Sickle Cell Disease and Acute Chest Syndrome: Epidemiology, Diagnosis, Management, Outcomes

Sickle cell disease (SCD) is one of the most common monogenetic diseases worldwide and is attributable to significant morbidity and mortality. Mutations causing abnormal hemoglobin formation in this disease lead to structural abnormalities and cumulative damage to the cellular membrane of sickled erythrocytes. Polymerization and aggregation of these cells within the microvasculature results in severe vaso-occlusive pain crisis, chronic hemolytic anemia, and multiorgan pathology in patients. Pulmonary manifestations of SCD, including the acute chest syndrome (ACS), are a leading cause of hospitalization and mortality. ACS is a severe type of acute lung injury, defined as the development of a new pulmonary infiltrate, involving at least one complete lung segment, that is accompanied by fever, chest pain, tachypnea, wheezing, or cough in a patient with SCD. The etiology of ACS is multifactorial, with the most common mechanisms including infection, fat and bone marrow embolism, and direct microvascular vaso-occlusion.

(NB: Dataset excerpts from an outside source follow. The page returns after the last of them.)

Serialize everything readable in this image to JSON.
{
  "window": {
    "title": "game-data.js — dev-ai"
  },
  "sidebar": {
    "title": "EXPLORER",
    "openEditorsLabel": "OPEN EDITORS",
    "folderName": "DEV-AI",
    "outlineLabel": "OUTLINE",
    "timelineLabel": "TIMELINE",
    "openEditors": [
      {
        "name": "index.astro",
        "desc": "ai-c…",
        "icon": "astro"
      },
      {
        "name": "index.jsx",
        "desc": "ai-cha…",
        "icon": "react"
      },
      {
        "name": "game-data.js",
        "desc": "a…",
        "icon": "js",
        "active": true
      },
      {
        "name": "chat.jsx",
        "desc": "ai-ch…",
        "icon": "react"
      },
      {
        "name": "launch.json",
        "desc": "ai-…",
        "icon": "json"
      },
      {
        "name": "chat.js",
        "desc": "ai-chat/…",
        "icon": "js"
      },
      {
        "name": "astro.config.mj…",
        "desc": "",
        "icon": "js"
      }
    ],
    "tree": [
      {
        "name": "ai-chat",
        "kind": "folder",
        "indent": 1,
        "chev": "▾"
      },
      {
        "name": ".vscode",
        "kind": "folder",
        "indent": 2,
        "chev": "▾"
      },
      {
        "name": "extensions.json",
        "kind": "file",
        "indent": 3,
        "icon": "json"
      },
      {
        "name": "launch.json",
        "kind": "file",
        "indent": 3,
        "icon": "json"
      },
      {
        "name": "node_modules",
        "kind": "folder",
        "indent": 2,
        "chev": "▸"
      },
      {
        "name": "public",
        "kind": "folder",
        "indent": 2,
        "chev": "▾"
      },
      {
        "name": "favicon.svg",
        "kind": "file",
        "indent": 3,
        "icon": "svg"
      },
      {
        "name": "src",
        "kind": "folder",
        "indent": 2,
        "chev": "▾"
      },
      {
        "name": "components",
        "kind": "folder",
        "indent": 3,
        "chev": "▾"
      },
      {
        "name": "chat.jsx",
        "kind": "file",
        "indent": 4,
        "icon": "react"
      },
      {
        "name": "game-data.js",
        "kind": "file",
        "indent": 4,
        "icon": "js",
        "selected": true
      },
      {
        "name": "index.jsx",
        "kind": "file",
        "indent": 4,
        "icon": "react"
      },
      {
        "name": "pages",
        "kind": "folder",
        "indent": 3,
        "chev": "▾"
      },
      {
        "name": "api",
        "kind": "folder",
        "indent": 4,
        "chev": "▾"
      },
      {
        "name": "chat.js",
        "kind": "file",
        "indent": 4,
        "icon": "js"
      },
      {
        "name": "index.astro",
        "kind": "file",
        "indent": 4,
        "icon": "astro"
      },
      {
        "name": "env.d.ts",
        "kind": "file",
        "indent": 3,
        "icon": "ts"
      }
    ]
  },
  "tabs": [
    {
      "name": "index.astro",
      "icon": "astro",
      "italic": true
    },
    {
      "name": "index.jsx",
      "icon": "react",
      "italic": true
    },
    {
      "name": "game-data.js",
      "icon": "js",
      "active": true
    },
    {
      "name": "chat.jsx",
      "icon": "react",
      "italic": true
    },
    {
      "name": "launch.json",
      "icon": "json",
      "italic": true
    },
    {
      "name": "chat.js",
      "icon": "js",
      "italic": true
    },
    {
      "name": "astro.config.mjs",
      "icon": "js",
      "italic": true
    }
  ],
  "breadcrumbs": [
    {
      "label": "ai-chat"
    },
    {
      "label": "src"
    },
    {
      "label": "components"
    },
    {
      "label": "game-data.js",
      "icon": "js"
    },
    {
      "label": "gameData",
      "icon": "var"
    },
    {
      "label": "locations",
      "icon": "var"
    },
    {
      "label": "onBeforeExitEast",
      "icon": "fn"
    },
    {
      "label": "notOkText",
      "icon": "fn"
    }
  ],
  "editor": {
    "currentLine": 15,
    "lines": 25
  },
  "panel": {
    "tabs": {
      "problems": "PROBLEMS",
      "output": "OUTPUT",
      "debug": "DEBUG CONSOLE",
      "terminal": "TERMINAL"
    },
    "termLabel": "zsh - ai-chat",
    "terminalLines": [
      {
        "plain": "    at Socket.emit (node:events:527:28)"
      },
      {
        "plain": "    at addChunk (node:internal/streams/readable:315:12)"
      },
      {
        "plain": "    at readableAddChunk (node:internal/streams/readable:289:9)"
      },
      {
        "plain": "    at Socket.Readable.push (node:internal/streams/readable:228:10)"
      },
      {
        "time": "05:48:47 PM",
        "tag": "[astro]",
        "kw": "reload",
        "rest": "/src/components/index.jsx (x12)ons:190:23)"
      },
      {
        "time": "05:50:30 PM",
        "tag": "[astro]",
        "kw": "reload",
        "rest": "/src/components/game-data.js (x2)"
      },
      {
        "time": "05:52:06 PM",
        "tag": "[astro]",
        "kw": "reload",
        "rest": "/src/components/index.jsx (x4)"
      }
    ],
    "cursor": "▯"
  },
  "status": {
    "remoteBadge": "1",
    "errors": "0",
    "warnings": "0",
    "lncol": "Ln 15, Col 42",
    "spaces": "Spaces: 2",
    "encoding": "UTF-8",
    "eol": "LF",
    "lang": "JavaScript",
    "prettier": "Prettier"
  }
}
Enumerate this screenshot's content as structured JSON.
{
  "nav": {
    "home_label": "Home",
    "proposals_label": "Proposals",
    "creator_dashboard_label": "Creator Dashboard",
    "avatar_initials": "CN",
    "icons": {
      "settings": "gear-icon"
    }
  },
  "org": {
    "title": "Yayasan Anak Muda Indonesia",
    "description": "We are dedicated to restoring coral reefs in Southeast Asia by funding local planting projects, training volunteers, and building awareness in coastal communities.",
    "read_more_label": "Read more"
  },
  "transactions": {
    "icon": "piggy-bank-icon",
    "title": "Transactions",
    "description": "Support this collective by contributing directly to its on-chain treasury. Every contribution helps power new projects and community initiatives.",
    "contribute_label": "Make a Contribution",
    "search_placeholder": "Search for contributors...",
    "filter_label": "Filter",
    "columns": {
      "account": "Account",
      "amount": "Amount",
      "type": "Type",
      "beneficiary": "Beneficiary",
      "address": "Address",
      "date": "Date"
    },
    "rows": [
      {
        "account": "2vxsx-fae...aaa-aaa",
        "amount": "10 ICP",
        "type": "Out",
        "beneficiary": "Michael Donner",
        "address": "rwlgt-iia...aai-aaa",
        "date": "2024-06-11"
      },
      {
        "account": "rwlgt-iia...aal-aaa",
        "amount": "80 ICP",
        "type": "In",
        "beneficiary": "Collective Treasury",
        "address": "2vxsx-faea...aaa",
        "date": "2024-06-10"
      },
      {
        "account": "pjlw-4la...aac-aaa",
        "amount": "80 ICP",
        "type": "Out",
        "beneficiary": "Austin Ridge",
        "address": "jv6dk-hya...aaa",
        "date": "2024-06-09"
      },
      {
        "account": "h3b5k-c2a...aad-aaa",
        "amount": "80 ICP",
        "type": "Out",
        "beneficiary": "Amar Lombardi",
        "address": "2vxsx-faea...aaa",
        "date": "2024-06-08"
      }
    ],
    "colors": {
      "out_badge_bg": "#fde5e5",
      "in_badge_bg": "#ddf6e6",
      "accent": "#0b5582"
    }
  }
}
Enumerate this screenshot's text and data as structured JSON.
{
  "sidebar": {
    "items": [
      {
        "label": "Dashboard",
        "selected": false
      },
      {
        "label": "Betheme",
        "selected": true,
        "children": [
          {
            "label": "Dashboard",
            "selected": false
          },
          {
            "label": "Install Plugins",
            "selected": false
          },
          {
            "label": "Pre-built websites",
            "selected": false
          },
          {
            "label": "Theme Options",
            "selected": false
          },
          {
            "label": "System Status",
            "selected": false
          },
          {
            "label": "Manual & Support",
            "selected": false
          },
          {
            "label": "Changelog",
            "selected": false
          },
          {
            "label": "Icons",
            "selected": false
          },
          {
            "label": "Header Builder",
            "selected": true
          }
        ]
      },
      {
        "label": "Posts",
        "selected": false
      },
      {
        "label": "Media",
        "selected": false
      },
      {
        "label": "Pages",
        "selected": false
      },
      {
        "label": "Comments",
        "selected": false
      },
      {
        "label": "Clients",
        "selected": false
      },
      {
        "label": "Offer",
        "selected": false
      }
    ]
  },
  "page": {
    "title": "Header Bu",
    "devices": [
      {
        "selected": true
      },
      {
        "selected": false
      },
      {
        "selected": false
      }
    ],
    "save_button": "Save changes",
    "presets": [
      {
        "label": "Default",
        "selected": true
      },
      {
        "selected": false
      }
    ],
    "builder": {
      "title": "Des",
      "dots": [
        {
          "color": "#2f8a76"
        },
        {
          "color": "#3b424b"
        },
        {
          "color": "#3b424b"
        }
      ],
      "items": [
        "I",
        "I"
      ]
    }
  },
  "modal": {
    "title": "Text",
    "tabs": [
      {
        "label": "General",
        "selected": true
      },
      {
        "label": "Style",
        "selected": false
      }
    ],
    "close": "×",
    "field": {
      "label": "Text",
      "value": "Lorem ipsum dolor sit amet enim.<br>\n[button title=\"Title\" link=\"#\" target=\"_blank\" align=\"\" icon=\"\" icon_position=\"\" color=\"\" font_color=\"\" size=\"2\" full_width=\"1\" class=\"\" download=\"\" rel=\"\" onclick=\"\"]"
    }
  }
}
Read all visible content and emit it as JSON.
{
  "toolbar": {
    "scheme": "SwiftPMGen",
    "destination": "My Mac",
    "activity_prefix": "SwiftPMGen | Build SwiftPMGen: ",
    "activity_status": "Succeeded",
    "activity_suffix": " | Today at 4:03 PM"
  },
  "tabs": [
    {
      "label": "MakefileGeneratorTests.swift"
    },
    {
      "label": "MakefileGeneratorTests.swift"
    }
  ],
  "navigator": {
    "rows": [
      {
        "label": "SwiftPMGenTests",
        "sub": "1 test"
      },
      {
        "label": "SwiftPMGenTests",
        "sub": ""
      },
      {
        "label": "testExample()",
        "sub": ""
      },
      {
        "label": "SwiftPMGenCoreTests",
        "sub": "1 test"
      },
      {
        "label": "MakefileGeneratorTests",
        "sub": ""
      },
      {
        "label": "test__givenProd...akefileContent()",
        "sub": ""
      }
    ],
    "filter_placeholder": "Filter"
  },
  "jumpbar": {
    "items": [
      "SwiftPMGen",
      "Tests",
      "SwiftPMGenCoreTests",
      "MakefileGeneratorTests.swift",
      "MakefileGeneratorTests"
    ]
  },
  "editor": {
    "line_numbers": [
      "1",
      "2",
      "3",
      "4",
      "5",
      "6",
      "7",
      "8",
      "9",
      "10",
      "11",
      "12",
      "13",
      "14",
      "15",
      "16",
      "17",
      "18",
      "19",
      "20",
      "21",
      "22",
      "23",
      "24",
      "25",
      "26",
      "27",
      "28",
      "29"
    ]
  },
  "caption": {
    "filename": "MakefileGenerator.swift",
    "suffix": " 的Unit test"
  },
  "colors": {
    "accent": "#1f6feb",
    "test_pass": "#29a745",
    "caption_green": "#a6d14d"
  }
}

Despite recent advances in our understanding of the pathogenesis and clinical management of ACS in SCD, patient outcomes remain unacceptably poor. This chapter reviews the epidemiology, diagnosis, management, and outcomes of ACS in SCD. Proper screening, a high index of clinical suspicion, and immediate clinical care for this condition are pivotal for improving patient outcomes.